Sommes-nous vraiment face à un plan visant à remplacer la population du Nord de l’Afrique par une autre venue d’ailleurs ? Mais avant de répondre à cette question, c’est quoi la théorie du « grand remplacement » ?
Il s’agit d’«une théorie complotiste d'extrême droite introduite en 2010 par l'écrivain français Renaud Camus, et qui — fondée plus sur des impressions que sur des données démographiques réelles, biaisée par une défiance de nature xénophobe et raciste — affirme qu'il existerait en France un processus de substitution de la population française et européenne par une population non européenne, originaire en premier lieu de l’Afrique subsaharienne et du Maghreb».
Selon les défenseurs de cette théorie, « ce processus conduirait à un changement de civilisation soutenu, voire organisé, par une élite politique, intellectuelle et médiatique qualifiée de «remplaciste», qui maintiendrait à ce sujet une conspiration du silence et serait motivée pour ce faire par l'idéologie ou par l'intérêt économique », lit-on sur Wikipédia.
Les historiens estiment que « de tels discours prennent racine dans l'antisémitisme sous la Troisième République et le nationalisme d'avant-guerre, qui visaient les Juifs, les Arméniens, les Italiens et les Maghrébins parmi d'autres communautés.
Ces discours se prolongent jusqu'à nos jours à travers le néonazisme, et en viennent à cibler spécifiquement les musulmans avec la théorie du complot Eurabia introduite en 2005 par l'essayiste britannique Bat Ye'or, qui préfigure les thèses avancées cinq ans plus tard par Renaud Camus dans ses différents ouvrages », rappelle Wikipédia.
Le journal Le Monde explique, en outre, que l'expression «grand remplacement» est par la suite reprise notamment par l'extrême droite française, en particulier la mouvance identitaire, tandis que le discours de Renaud Camus est jugé complotiste par certains membres du Rassemblement national, dont Marine Le Pen.
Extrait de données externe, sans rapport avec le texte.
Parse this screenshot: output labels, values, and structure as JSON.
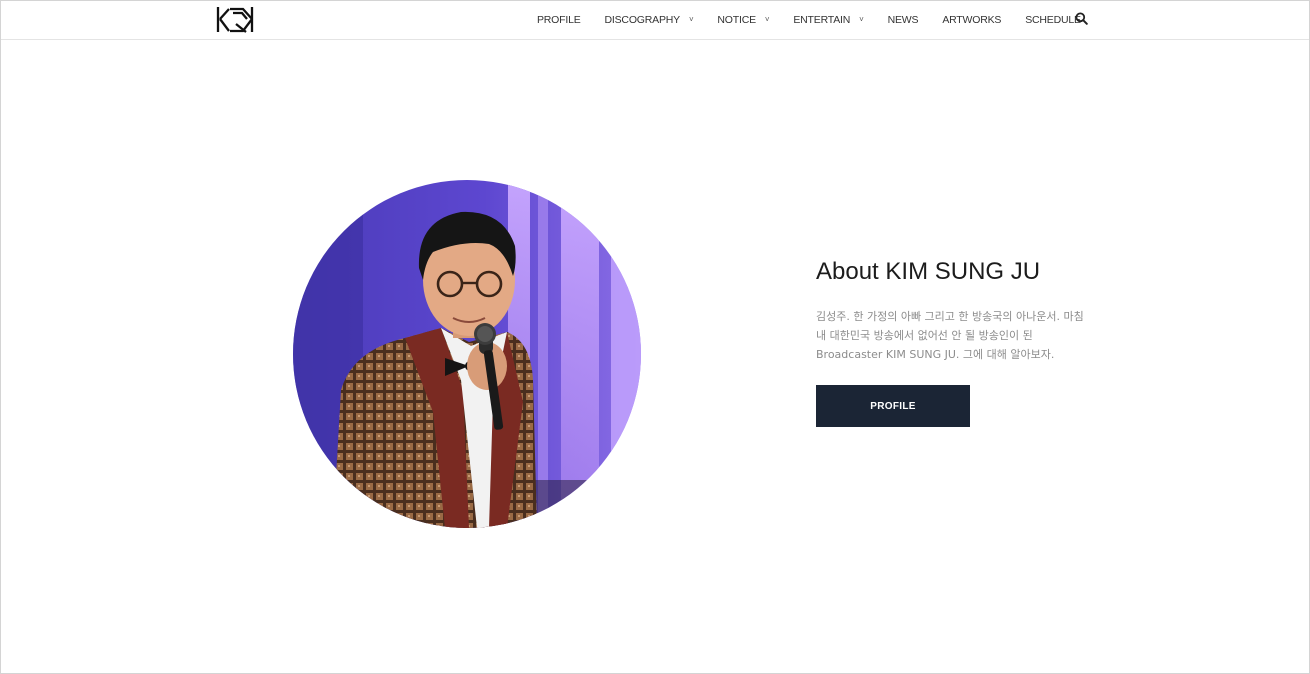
{
  "header": {
    "logo_icon": "kim-sung-ju-logo-icon",
    "nav": [
      {
        "label": "PROFILE",
        "has_dropdown": false
      },
      {
        "label": "DISCOGRAPHY",
        "has_dropdown": true
      },
      {
        "label": "NOTICE",
        "has_dropdown": true
      },
      {
        "label": "ENTERTAIN",
        "has_dropdown": true
      },
      {
        "label": "NEWS",
        "has_dropdown": false
      },
      {
        "label": "ARTWORKS",
        "has_dropdown": false
      },
      {
        "label": "SCHEDULE",
        "has_dropdown": false
      }
    ],
    "dropdown_caret": "˅",
    "search_icon": "search-icon"
  },
  "about": {
    "title": "About KIM SUNG JU",
    "description_lines": [
      "김성주. 한 가정의 아빠 그리고 한 방송국의 아나운서. 마침",
      "내 대한민국 방송에서 없어선 안 될 방송인이 된",
      "Broadcaster KIM SUNG JU. 그에 대해 알아보자."
    ],
    "button_label": "PROFILE"
  },
  "colors": {
    "button_bg": "#1b2535",
    "title_text": "#1c1c1c",
    "body_text": "#8c8c8c",
    "stage_purple": "#6a4fd8"
  }
}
«Divers partis politiques français reprennent l'idée générale d'un «grand remplacement» du peuple français, comme Debout la France et certains ténors des Républicains, sans toujours se référer explicitement aux thèses de Renaud Camus. Cette expression est particulièrement médiatisée en France courant 2021 à l'initiative du polémiste français Éric Zemmour en vue de la campagne pour l'élection présidentielle française de 2022 ».
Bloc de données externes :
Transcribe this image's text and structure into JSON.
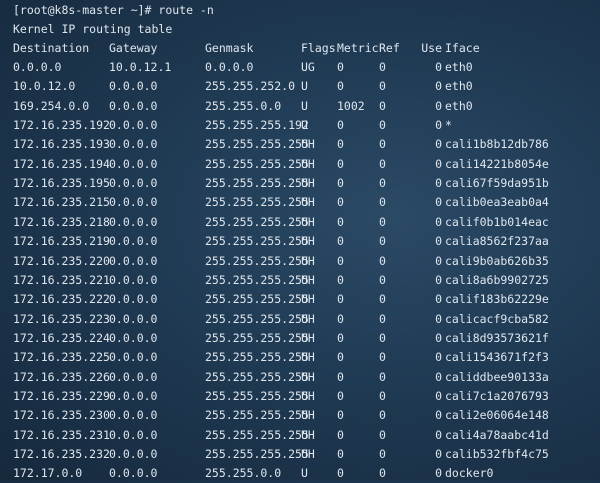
{
  "terminal": {
    "prompt": "[root@k8s-master ~]# route -n",
    "title": "Kernel IP routing table",
    "headers": {
      "destination": "Destination",
      "gateway": "Gateway",
      "genmask": "Genmask",
      "flags": "Flags",
      "metric": "Metric",
      "ref": "Ref",
      "use": "Use",
      "iface": "Iface"
    },
    "routes": [
      {
        "destination": "0.0.0.0",
        "gateway": "10.0.12.1",
        "genmask": "0.0.0.0",
        "flags": "UG",
        "metric": "0",
        "ref": "0",
        "use": "0",
        "iface": "eth0"
      },
      {
        "destination": "10.0.12.0",
        "gateway": "0.0.0.0",
        "genmask": "255.255.252.0",
        "flags": "U",
        "metric": "0",
        "ref": "0",
        "use": "0",
        "iface": "eth0"
      },
      {
        "destination": "169.254.0.0",
        "gateway": "0.0.0.0",
        "genmask": "255.255.0.0",
        "flags": "U",
        "metric": "1002",
        "ref": "0",
        "use": "0",
        "iface": "eth0"
      },
      {
        "destination": "172.16.235.192",
        "gateway": "0.0.0.0",
        "genmask": "255.255.255.192",
        "flags": "U",
        "metric": "0",
        "ref": "0",
        "use": "0",
        "iface": "*"
      },
      {
        "destination": "172.16.235.193",
        "gateway": "0.0.0.0",
        "genmask": "255.255.255.255",
        "flags": "UH",
        "metric": "0",
        "ref": "0",
        "use": "0",
        "iface": "cali1b8b12db786"
      },
      {
        "destination": "172.16.235.194",
        "gateway": "0.0.0.0",
        "genmask": "255.255.255.255",
        "flags": "UH",
        "metric": "0",
        "ref": "0",
        "use": "0",
        "iface": "cali14221b8054e"
      },
      {
        "destination": "172.16.235.195",
        "gateway": "0.0.0.0",
        "genmask": "255.255.255.255",
        "flags": "UH",
        "metric": "0",
        "ref": "0",
        "use": "0",
        "iface": "cali67f59da951b"
      },
      {
        "destination": "172.16.235.215",
        "gateway": "0.0.0.0",
        "genmask": "255.255.255.255",
        "flags": "UH",
        "metric": "0",
        "ref": "0",
        "use": "0",
        "iface": "calib0ea3eab0a4"
      },
      {
        "destination": "172.16.235.218",
        "gateway": "0.0.0.0",
        "genmask": "255.255.255.255",
        "flags": "UH",
        "metric": "0",
        "ref": "0",
        "use": "0",
        "iface": "calif0b1b014eac"
      },
      {
        "destination": "172.16.235.219",
        "gateway": "0.0.0.0",
        "genmask": "255.255.255.255",
        "flags": "UH",
        "metric": "0",
        "ref": "0",
        "use": "0",
        "iface": "calia8562f237aa"
      },
      {
        "destination": "172.16.235.220",
        "gateway": "0.0.0.0",
        "genmask": "255.255.255.255",
        "flags": "UH",
        "metric": "0",
        "ref": "0",
        "use": "0",
        "iface": "cali9b0ab626b35"
      },
      {
        "destination": "172.16.235.221",
        "gateway": "0.0.0.0",
        "genmask": "255.255.255.255",
        "flags": "UH",
        "metric": "0",
        "ref": "0",
        "use": "0",
        "iface": "cali8a6b9902725"
      },
      {
        "destination": "172.16.235.222",
        "gateway": "0.0.0.0",
        "genmask": "255.255.255.255",
        "flags": "UH",
        "metric": "0",
        "ref": "0",
        "use": "0",
        "iface": "calif183b62229e"
      },
      {
        "destination": "172.16.235.223",
        "gateway": "0.0.0.0",
        "genmask": "255.255.255.255",
        "flags": "UH",
        "metric": "0",
        "ref": "0",
        "use": "0",
        "iface": "calicacf9cba582"
      },
      {
        "destination": "172.16.235.224",
        "gateway": "0.0.0.0",
        "genmask": "255.255.255.255",
        "flags": "UH",
        "metric": "0",
        "ref": "0",
        "use": "0",
        "iface": "cali8d93573621f"
      },
      {
        "destination": "172.16.235.225",
        "gateway": "0.0.0.0",
        "genmask": "255.255.255.255",
        "flags": "UH",
        "metric": "0",
        "ref": "0",
        "use": "0",
        "iface": "cali1543671f2f3"
      },
      {
        "destination": "172.16.235.226",
        "gateway": "0.0.0.0",
        "genmask": "255.255.255.255",
        "flags": "UH",
        "metric": "0",
        "ref": "0",
        "use": "0",
        "iface": "caliddbee90133a"
      },
      {
        "destination": "172.16.235.229",
        "gateway": "0.0.0.0",
        "genmask": "255.255.255.255",
        "flags": "UH",
        "metric": "0",
        "ref": "0",
        "use": "0",
        "iface": "cali7c1a2076793"
      },
      {
        "destination": "172.16.235.230",
        "gateway": "0.0.0.0",
        "genmask": "255.255.255.255",
        "flags": "UH",
        "metric": "0",
        "ref": "0",
        "use": "0",
        "iface": "cali2e06064e148"
      },
      {
        "destination": "172.16.235.231",
        "gateway": "0.0.0.0",
        "genmask": "255.255.255.255",
        "flags": "UH",
        "metric": "0",
        "ref": "0",
        "use": "0",
        "iface": "cali4a78aabc41d"
      },
      {
        "destination": "172.16.235.232",
        "gateway": "0.0.0.0",
        "genmask": "255.255.255.255",
        "flags": "UH",
        "metric": "0",
        "ref": "0",
        "use": "0",
        "iface": "calib532fbf4c75"
      },
      {
        "destination": "172.17.0.0",
        "gateway": "0.0.0.0",
        "genmask": "255.255.0.0",
        "flags": "U",
        "metric": "0",
        "ref": "0",
        "use": "0",
        "iface": "docker0"
      }
    ]
  },
  "colors": {
    "background": "#1f3a53",
    "text": "#dfe6ee"
  }
}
La même source précise que «les auteurs des attentats de Christchurch, d'El Paso et de Poway en 2019 étaient des adeptes de cette théorie qui a été dénoncée comme potentiellement meurtrière. La remigration, concept qui lui est attaché, aurait pour la directrice de l'Institute for Strategic Dialogue et pour la journaliste Cécile Guérin des «implications d'épuration ethnique». Renaud Camus se dit partisan de la non-violence, mais a été condamné pour des propos dont la justice a estimé qu'ils constituaient «une très violente stigmatisation des musulmans».
Réalité et fantasme
Qu’en est-il de cette théorie au Maroc ? Le Maroc fait-il l’objet d’une invasion massive des Subsahariens ? Au Maroc comme dans les autres pays de l’Afrique du Nord, cette théorie est quasi inexistante au niveau des pensées politiques ou culturelles. Elle n’a été adoptée par aucun courant politique ou intellectuel. D’autant que l’ensemble de ces pays ne contiennent pas de courants de pensées ou politiques affiliés directement ou indirectement à l’extrême droite.
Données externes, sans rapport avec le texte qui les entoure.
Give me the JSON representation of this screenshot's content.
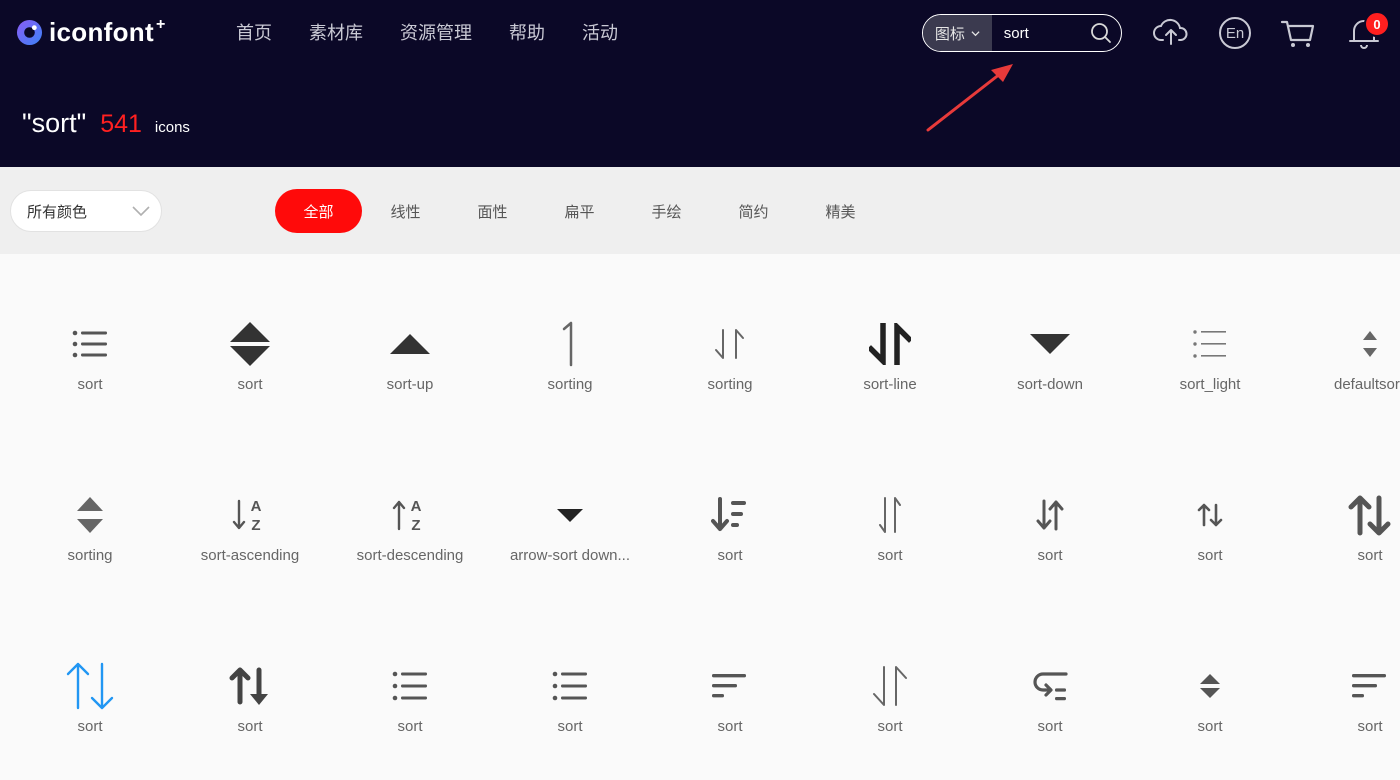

« Une grande partie des adeptes marocains de ladite théorie ne font pas référence directe à cette dernière. Mais, ils adoptent ses grandes lignes, d’une manière inconsciente et non intellectuelle », nous a confié H.M, militant associatif casablancais. Et de poursuivre : « A noter qu’une grande partie de ces adeptes sont des anonymes qui affichent, sans complexe, leur haine face aux migrants ».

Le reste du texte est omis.